I have more to write but need to get some grumbly little boys up for school, so it will have to wait for another post. I just want to thank each and every one of you for taking this journey with us, for your continued prayers for two little girls to finally find their true home. This has actually been harder emotionally than all 3 other adoptions combined, but I have no doubt that in a few short months it will all be worthwhile when we finally complete a family which has taken 9 years to build and taken some unexpected twists and turns...and required more seats around the dinner table than we ever could have imagined. There are those images that creep in that almost don't want to gain a foothold in case it all falls apart. I think of 5 bodies sprawled on the floor watching TV together, of looking in the rearview mirror and having not a single empty seat in the van, of hearing 5 "Night Mom"'s calling out after everyone is tucked in bed. Somewhere along the line I conquered the fear of parenting 5 kids which had never been on my radar at all, and now am looking forward to the logistical challenges...and yes, even the laundry. After all, I have yet to wash any pink or purple in all the thousands of loads I have already done!

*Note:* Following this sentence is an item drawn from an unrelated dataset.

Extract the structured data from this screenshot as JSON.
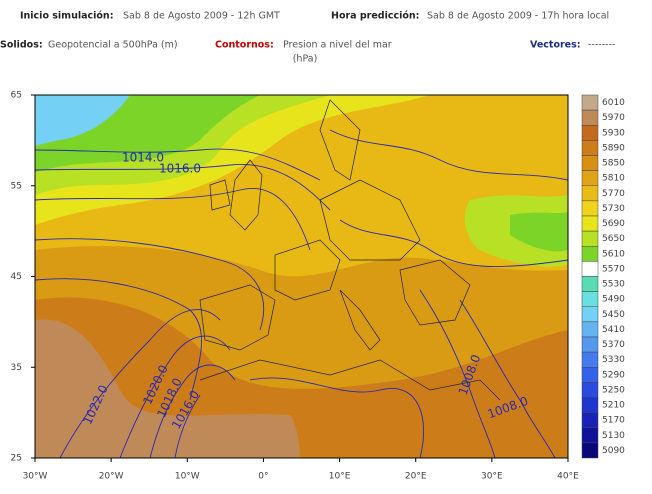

But I think the one picture that keeps flitting through my mind is the first moment we see them, where my arms will finally feel full as I hug them along with our sons and my heart will rest easy for the first time in years knowing that all of my children are now safe, and loved, and nourished in all the ways they need to be to grow to be the incredible people they will no doubt become. And it will be that evening when I lay my head down to sleep that I will no longer worry about a son or daughter that is not yet home. And maybe, just maybe, I will sleep better than I have in years as it will not be just my heart carrying around certain children, but my arms wrapped round them permanently.